Wednesday, March 18, 2009 : Permalink

West Palm Beach (HedgeCo.net) – “We welcome the publication of the Turner Review, which is an impressive and comprehensive piece of work." Andrew Baker, Chief Executive of The Alternative Investment Management Association (AIMA), said, "It is about the banking system’s role in the current financial crisis and as such its principal focus is the banks, not the hedge fund industry. We are grateful to Lord Turner for his even-handed and measured approach and for not making hedge funds the scapegoat for this crisis."
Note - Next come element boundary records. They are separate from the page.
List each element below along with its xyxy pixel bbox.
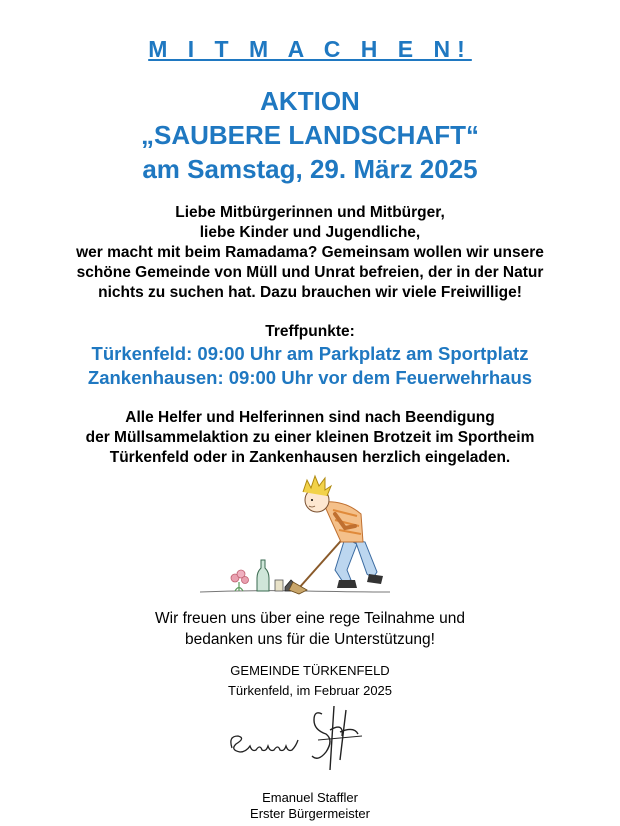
thanks-line: Wir freuen uns über eine rege Teilnahme und [155, 610, 465, 627]
meeting-point-zankenhausen: Zankenhausen: 09:00 Uhr vor dem Feuerwehrhaus [87, 367, 533, 388]
intro-line: schöne Gemeinde von Müll und Unrat befreien, der in der Natur [76, 264, 544, 281]
heading-action: AKTION [260, 86, 360, 116]
meeting-point-tuerkenfeld: Türkenfeld: 09:00 Uhr am Parkplatz am Sportplatz [91, 343, 529, 364]
invitation-line: Türkenfeld oder in Zankenhausen herzlich eingeladen. [109, 449, 511, 466]
signer-role: Erster Bürgermeister [250, 806, 370, 821]
heading-campaign: „SAUBERE LANDSCHAFT“ [141, 120, 479, 150]
invitation-line: Alle Helfer und Helferinnen sind nach Beendigung [125, 409, 495, 426]
signature-image [222, 700, 382, 780]
thanks-text [0, 608, 620, 650]
intro-text [0, 203, 620, 303]
heading-date: am Samstag, 29. März 2025 [142, 154, 478, 184]
municipality-name: GEMEINDE TÜRKENFELD [230, 663, 390, 678]
place-date: Türkenfeld, im Februar 2025 [227, 683, 393, 698]
meeting-points [0, 342, 620, 390]
cleanup-illustration [195, 470, 395, 600]
thanks-line: bedanken uns für die Unterstützung! [185, 631, 435, 648]
invitation-line: der Müllsammelaktion zu einer kleinen Brotzeit im Sportheim [85, 429, 535, 446]
intro-line: liebe Kinder und Jugendliche, [199, 224, 421, 241]
intro-line: nichts zu suchen hat. Dazu brauchen wir viele Freiwillige! [98, 284, 522, 301]
page-title: M I T M A C H E N! [148, 36, 472, 62]
intro-line: Liebe Mitbürgerinnen und Mitbürger, [175, 204, 445, 221]
signer-name: Emanuel Staffler [262, 790, 358, 805]
intro-line: wer macht mit beim Ramadama? Gemeinsam wollen wir unsere [76, 244, 544, 261]
meeting-label: Treffpunkte: [265, 323, 355, 340]
invitation-text [0, 408, 620, 468]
"The Review says that regulators and central banks need to gather better macro-prudential information on hedge fund activities and we completely support this – in fact we called, in our new policy platform of the 24th February, for the disclosure of systemically significant information by hedge fund managers to their national regulators (not all assets are managed in a collective fund structure). We also called for a global manager authorisation and supervision template on the FSA model. AIMA took the lead on behalf of the hedge fund industry globally in these respects.

We are glad that the Review points out that hedge fund leverage “is typically well below that of banks – about two to three on average” compared with levels of up to 50 times with some of the banks; and that “hedge funds in general are not today bank-like in their activities”.

Given those qualifications, we do appreciate why in the interests of financial stability the Review says that regulators need the power to apply appropriate prudential regulation to hedge funds if they judge that their activities have become bank-like in importance.

We note that any such regulation is hypothetical at present (the Review talks of “if it ever did become appropriate” to do this) and we are glad that Lord Turner has stressed that any regulation in this respect should focus on economic substance not legal form.”

AIMA has more than 1,200 corporate members worldwide, based in 43 countries.

Members include leading hedge fund managers, fund of hedge funds managers, prime brokers, legal and accounting firms and fund administrators. They all benefit from AIMA’s active influence in policy development, its leadership in industry initiatives, including education and sound practice manuals and its excellent reputation with regulators worldwide.